Zu ernst für flotten Titel

Bei einer heftigen Explosion in der Mariahilfer Straße (…) in Wien-Rudolfsheim-Fünfhaus am Samstagvormittag ist ein Haus eingestürzt.

Richtig ist: …ist ein Haus teilweise eingestürzt.

Der vollständige Einsturz eines Hauses, sodass nur noch Trümmer übrigbleiben, ist zum Glück selten. Die Bilder von der kompletten Zerstörung der beiden World Trade Center-Türme haben sich in unser kollektives Gedächtnis eingegraben. Auch Erdbeben oder grobe struktuelle Baumängel können ein Bauwerk komplett zusammenbrechen lassen. Der Haupttrakt des Kölner Stadtarchivs brach im März 2009 ein, weil unter ihm der durch Tunnelarbeiten ausgehöhlte Boden nachgab. Von Gebäuden, die breiter sind als hoch, bleibt meistens der größere Teil stehen, wenn die Ursache des Schadens eine punktuelle Gewalteinwirkung war, zum Beispiel, wie im Fall des Wiener Hauses, eine Gasexplosion. Manchmal bricht ein Flügel oder Trakt des Gebäudes ein, manchmal “nur” der Dachstuhl oder Teile von Geschoßen. Da viele Faktoren den Verlauf eines solchen Ereignisses beeinflussen können, ist das Endergebnis immer individuell und nicht einmal dann vollständig vorherzusehen, wenn erfahrene Sprengteams Abbruchhäuser zu Fall bringen sollen.

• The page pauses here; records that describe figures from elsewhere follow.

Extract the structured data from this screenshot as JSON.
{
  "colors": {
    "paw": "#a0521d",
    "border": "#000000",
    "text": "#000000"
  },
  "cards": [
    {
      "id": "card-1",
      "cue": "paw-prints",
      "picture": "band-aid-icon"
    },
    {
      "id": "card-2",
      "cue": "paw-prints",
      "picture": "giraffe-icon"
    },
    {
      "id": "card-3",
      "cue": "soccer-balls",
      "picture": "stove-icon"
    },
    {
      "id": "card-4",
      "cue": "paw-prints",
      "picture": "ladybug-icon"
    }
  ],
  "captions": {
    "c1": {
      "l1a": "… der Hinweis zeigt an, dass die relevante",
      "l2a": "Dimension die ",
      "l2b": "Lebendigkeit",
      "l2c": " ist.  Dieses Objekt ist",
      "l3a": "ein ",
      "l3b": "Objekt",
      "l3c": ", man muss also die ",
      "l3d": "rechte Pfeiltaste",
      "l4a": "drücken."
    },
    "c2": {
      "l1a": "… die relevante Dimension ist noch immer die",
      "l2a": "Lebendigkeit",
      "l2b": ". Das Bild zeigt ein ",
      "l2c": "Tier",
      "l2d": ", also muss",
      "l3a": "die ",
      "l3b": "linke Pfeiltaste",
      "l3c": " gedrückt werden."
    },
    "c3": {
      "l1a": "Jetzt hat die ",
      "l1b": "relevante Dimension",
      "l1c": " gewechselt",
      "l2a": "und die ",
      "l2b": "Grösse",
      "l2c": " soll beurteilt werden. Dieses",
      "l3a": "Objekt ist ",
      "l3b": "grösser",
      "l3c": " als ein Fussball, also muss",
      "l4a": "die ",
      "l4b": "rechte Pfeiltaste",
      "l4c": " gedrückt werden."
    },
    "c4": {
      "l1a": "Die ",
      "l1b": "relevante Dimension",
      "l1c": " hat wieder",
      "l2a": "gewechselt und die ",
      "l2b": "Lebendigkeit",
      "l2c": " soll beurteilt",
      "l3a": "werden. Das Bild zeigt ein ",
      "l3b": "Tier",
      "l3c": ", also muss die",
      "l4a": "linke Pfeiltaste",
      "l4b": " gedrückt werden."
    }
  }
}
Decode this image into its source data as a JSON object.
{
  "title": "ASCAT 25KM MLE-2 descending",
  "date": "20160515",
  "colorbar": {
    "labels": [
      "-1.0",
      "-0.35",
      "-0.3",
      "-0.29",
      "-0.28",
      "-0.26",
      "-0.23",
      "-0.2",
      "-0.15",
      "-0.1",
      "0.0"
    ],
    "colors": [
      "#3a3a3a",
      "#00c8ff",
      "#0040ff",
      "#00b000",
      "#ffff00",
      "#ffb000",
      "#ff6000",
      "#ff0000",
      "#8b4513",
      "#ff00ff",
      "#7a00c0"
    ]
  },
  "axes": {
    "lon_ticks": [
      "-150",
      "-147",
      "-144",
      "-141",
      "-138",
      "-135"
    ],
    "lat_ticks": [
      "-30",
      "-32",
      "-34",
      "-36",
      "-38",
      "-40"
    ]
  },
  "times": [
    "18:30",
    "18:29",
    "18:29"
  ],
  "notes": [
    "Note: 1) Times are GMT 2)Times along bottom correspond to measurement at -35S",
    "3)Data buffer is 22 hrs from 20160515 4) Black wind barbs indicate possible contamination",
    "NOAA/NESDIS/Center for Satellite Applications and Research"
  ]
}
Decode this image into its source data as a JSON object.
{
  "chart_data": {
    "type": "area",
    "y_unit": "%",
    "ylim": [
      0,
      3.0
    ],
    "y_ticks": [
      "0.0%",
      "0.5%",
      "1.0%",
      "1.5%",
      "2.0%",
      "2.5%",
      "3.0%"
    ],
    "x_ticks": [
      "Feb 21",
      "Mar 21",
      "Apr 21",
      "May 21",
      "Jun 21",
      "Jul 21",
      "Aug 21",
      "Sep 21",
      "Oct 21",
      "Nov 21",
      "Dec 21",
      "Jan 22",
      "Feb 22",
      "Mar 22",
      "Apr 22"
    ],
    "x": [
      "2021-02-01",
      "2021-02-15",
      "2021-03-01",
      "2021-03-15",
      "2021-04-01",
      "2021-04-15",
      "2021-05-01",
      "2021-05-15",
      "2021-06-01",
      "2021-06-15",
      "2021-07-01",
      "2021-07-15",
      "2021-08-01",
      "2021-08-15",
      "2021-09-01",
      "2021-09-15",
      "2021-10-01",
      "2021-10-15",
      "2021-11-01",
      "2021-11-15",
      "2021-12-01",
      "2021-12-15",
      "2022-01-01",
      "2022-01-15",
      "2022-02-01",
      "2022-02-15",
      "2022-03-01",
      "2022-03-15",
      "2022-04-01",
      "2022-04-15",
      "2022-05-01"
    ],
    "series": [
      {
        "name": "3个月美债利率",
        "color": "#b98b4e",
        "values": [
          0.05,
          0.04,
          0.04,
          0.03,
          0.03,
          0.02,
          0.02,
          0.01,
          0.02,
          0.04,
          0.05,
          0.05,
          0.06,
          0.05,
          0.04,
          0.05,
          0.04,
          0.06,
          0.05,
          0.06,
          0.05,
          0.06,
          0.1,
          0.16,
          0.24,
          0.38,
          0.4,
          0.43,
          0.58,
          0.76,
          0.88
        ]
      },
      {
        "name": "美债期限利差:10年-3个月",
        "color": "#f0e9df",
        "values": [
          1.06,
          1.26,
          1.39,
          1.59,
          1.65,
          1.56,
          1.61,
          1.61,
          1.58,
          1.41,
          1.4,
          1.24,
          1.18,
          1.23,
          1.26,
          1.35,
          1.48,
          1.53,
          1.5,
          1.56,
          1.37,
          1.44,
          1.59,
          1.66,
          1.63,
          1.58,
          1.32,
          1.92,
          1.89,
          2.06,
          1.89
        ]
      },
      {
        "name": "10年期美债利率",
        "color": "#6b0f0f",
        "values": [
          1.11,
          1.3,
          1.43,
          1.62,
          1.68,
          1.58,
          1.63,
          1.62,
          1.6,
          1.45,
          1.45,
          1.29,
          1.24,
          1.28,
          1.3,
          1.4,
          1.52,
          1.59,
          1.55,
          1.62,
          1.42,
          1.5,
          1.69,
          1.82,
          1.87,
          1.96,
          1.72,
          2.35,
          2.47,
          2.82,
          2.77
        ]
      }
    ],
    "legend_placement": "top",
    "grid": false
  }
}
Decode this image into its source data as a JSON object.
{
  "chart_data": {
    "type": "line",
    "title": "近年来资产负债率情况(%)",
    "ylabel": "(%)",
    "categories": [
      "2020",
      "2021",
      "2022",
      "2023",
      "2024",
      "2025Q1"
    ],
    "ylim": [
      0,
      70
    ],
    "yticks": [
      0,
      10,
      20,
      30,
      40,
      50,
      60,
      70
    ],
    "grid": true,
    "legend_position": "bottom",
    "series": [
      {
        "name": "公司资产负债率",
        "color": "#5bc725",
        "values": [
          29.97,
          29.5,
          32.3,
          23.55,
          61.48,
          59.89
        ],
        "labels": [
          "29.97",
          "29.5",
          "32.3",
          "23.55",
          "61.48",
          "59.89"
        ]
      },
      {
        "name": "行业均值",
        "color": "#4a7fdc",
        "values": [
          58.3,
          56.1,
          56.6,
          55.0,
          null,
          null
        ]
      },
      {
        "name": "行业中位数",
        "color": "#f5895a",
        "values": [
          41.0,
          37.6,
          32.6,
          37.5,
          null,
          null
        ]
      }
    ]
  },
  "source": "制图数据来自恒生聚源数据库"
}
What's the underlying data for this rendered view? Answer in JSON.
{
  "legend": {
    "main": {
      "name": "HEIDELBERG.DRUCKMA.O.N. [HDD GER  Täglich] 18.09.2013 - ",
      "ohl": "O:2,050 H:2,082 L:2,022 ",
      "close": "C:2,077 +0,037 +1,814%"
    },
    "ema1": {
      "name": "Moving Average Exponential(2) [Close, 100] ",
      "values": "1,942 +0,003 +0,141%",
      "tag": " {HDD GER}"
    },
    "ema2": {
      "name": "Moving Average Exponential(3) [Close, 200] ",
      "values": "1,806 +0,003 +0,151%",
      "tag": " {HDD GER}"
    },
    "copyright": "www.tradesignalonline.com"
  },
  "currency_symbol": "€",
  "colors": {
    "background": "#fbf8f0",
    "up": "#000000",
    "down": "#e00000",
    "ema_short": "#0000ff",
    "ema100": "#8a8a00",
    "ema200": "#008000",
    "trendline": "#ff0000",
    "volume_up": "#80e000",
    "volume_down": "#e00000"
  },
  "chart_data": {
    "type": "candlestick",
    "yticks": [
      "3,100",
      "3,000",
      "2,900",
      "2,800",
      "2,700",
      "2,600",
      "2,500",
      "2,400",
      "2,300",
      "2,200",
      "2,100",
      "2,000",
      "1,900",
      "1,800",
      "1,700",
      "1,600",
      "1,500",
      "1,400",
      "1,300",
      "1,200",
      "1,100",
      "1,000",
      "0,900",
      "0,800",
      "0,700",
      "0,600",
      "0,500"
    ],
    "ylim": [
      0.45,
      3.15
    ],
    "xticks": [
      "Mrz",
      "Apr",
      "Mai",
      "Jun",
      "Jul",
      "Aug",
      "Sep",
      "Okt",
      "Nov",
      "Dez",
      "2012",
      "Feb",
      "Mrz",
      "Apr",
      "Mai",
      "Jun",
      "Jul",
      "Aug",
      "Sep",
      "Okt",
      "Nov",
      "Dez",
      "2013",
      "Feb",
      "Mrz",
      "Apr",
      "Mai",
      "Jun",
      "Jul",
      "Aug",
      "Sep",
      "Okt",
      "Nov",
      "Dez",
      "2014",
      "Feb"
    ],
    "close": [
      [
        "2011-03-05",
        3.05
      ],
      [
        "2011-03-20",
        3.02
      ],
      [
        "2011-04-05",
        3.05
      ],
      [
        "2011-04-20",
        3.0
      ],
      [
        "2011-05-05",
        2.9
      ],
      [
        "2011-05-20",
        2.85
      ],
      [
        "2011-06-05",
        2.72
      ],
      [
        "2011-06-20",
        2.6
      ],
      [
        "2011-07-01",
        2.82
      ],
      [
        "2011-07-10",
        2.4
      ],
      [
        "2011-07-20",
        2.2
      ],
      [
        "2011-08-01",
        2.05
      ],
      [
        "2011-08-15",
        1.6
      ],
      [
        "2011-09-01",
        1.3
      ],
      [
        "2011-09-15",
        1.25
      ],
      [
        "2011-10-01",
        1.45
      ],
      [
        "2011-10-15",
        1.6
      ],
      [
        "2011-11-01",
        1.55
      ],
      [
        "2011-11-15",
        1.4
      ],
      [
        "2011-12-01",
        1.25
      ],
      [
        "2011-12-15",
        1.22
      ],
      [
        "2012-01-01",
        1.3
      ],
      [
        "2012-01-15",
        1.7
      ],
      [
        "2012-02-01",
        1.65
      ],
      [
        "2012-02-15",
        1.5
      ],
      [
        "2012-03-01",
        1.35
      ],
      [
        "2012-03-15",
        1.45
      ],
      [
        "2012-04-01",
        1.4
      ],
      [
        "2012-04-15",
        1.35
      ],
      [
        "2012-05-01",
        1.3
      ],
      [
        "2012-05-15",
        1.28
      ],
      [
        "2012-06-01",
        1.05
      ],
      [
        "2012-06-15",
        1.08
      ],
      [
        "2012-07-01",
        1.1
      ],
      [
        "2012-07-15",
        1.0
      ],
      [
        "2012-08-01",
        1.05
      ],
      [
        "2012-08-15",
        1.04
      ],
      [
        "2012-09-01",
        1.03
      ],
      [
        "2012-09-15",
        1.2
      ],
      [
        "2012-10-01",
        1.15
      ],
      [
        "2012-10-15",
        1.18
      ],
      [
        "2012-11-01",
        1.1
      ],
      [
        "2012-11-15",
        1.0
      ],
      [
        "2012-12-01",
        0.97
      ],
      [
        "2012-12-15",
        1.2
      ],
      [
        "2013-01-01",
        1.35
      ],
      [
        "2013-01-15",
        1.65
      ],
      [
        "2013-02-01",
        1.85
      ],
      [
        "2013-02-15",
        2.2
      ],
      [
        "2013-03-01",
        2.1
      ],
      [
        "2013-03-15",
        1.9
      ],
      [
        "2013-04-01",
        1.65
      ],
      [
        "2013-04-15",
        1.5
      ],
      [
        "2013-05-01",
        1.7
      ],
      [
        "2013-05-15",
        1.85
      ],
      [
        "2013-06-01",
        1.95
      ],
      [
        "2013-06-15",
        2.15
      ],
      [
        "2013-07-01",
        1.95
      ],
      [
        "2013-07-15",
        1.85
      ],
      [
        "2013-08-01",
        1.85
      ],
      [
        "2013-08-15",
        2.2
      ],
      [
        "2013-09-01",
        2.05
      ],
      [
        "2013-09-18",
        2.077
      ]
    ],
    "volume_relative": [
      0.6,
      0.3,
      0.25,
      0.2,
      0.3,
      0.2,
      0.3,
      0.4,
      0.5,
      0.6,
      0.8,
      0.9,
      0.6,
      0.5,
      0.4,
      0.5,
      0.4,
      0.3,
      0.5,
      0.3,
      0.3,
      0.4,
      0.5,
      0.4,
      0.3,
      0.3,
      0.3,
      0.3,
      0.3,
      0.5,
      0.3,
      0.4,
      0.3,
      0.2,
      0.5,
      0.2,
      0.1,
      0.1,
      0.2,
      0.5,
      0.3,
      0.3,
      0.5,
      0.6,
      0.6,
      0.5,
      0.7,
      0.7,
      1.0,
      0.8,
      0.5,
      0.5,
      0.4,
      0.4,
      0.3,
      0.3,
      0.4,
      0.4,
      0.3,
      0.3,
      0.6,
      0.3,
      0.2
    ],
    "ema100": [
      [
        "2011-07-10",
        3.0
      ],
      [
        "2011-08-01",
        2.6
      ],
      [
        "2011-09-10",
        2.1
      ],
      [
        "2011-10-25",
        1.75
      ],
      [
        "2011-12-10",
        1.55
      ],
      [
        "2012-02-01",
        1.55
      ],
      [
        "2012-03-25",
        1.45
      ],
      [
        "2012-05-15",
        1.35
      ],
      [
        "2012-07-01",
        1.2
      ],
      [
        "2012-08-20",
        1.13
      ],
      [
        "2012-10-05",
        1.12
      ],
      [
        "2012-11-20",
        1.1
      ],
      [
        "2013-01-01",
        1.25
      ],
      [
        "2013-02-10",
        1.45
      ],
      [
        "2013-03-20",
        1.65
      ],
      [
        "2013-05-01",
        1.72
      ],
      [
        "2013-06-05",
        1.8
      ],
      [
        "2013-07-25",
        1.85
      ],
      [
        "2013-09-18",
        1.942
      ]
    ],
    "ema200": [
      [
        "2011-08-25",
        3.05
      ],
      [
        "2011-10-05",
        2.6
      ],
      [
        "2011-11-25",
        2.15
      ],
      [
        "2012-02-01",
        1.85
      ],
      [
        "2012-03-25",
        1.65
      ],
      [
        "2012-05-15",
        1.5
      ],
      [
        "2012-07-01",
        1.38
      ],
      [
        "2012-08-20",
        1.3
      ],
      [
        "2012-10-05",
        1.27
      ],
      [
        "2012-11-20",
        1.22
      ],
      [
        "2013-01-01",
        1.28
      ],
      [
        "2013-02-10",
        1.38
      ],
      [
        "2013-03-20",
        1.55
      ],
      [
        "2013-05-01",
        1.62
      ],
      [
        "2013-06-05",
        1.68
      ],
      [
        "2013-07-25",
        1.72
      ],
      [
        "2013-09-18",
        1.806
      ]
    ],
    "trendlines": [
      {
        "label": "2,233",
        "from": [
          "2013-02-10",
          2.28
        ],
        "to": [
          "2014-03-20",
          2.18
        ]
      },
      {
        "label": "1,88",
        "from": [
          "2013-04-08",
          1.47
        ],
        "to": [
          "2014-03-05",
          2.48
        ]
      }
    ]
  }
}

Trotzdem präsentieren Internet-Suchmaschinen Bilder von Gebäuden in sehr unterschiedlichen Zuständen der Verwüstung, wenn unter dem Schlagwort “Hauseinsturz” gesucht wird: von teilweise beschädigten bis zu solchen, die nur mehr ein Schuttkegel sind. Suchmaschinen beschlagworten, was sie im Internet finden. Es sind also diejenigen, die Bilder ins Netz stellen und benennen oder beschreiben, die eine so ungenaue Vorstellung von einem “Hauseinsturz” haben. Das sind, da katastrophale Ereignisse nach wie vor auch im Internet am nachhaltigsten von den Nachrichtenmedien vermittelt werden, die Presseagenturen und Medienredaktionen. Deren Wortschatz hat sich, besonders bei Schlagzeilen und Kurzmeldungen, dramatisch pauschalisiert. Für Differenzierungen ist weder Platz noch Bereitschaft, die vom Unglück betroffenen Objekte werden entweder als eingestürzt, zerstört oder abgebrannt bezeichnet, gleichgültig, wieviel davon wirklich zerstört wurde. Beim Konsumenten hält sich dadurch ein permanenter Verdacht der Übertreibung: Wenn, wie 2001 in New York, von Gebäuden tatsächlich nur mehr ein Trümmerhaufen übrig ist, kann sich die Entrüstung über das Berichtete leicht zunächst gegen die Medien richten, die scheinbar wieder einmal eine hysterische Falschmeldung lanciert haben (wenn nicht das Korrektiv aktueller Fernsehbilder zur Verfügung steht).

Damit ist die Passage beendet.